Invited talk 1

Title: Compiler Optimization, Specialization and Autotuning: Achieving Productivity and High Performance for Diverse Architectures
Presenter: Mary Hall (University of Utah, USA)
Abstract: As current and future architectures becomes increasingly diverse, the challenges of developing high-performance applications are increasingly onerous. The goal of compiler optimization in high-performance computing is to take as input a computation that is architecture independent and maintainable and produce as output efficient implementations of the computation that are specialized for the target architecture. A compiler that is specialized for an application domain can tailor its optimization strategy to increase effectiveness. Autotuning empirically evaluates a search space of possible implementations of a computation to identify the implementation that best meets its optimization criteria (e.g., performance, power, or both). Combining the three concepts, autotuning compilers generate this search space of highly-tuned implementations either automatically or with programmer guidance. This talk will explore the role of compiler-based specialization and autotuning in achieving very high levels of performance, comparable to what is obtained manually by experts. We will consider three case studies using this approach to highlight some of the aggressive optimizations required to achieve this goal: geometric multigrid and the stencil computations within them, tensor contractions and sparse matrix computations.

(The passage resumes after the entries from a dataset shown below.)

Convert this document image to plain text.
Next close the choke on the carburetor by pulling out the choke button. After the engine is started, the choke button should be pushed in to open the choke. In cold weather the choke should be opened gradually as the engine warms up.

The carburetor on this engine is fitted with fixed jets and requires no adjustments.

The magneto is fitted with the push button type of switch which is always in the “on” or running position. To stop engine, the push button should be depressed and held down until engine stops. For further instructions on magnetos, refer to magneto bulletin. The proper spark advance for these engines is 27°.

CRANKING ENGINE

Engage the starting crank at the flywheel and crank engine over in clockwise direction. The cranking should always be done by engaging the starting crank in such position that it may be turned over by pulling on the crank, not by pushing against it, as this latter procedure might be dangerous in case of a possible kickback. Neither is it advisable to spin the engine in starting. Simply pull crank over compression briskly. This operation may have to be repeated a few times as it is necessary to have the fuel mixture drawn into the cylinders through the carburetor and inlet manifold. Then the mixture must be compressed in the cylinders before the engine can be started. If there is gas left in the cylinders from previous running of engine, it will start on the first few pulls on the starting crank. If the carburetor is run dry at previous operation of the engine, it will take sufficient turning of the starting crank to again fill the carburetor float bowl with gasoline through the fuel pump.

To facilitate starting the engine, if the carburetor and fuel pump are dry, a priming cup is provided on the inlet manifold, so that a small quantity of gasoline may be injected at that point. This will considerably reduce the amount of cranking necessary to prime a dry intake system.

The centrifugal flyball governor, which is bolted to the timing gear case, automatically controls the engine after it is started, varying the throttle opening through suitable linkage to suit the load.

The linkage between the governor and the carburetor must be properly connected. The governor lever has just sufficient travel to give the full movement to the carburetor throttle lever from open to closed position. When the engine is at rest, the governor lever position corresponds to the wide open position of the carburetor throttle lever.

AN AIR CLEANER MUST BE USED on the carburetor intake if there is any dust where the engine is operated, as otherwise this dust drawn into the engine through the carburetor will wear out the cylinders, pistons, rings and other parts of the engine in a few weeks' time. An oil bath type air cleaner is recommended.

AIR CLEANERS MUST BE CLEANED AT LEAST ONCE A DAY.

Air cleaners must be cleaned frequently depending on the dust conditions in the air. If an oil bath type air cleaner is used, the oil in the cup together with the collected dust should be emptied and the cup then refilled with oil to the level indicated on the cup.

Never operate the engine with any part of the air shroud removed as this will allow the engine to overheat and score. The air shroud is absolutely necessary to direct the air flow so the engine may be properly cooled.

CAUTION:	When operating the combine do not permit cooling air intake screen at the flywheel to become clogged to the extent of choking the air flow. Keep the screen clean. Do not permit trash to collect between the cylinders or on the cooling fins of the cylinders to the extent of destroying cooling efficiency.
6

Biography: Mary Hall is a professor in the School of Computing at University of Utah. She received a PhD in Computer Science in 1991 from Rice University. Her research focuses on compiler technology for exploiting performance-enhancing features of a variety of computer architectures: automatic parallelization for multi-cores and GPUs, superword-level parallelism, processing-in-memory architectures and FPGAs. Professor Hall is an ACM Distinguished Scientist and ACM’s representative on the Computing Research Association Board of Directors. She is deeply interested in computing history, having served on the ACM History Committee since 2005 and as chair from 2009-2014. She also actively participates in outreach programs to encourage the participation of women and underrepresented minorities in computer science.

Invited talk 2

Title: Models, Math, and Multiple Objectives in Automatic Performance Tuning
Presenter: Paul Hovland (Argonne National Laboratory, USA)
Abstract: Automatic performance tuning (autotuning) can benefit from the use of models in order to guide or restrict the search process. We discuss a variety of methods for constructing such models, ranging from fully empirical models constructed using active learning to fully analytic models constructed using source code analysis. Mathematics can aid autotuning both by providing a high-level description of the computation to be tuned and by providing a framework for developing search algorithms. We describe autotuning for tensor contractions and the adaptation of mathematical optimization algorithms to autotuning search. Historically, automatic performance tuning has focused on minimizing execution time. However, on emerging architectures power, energy, and memory footprint are also important considerations. We examine strategies for dealing with multiple, possibly competing objectives.

Biography: Paul Hovland's research focuses on program analysis and transformation tools for high performance scientific computing applications. He holds a B.S. in computer engineering and an M.S. in computer science from Michigan State University. He received his Ph.D. in computer science with a computational science and engineering option from the University of Illinois at Urbana-Champaign, advised by Michael T. Heath. He is a Senior Computer Scientist, Deputy Division Director, and the Strategic Lead for Applied Mathematics in the Mathematics and Computer Science Division at Argonne National Laboratory.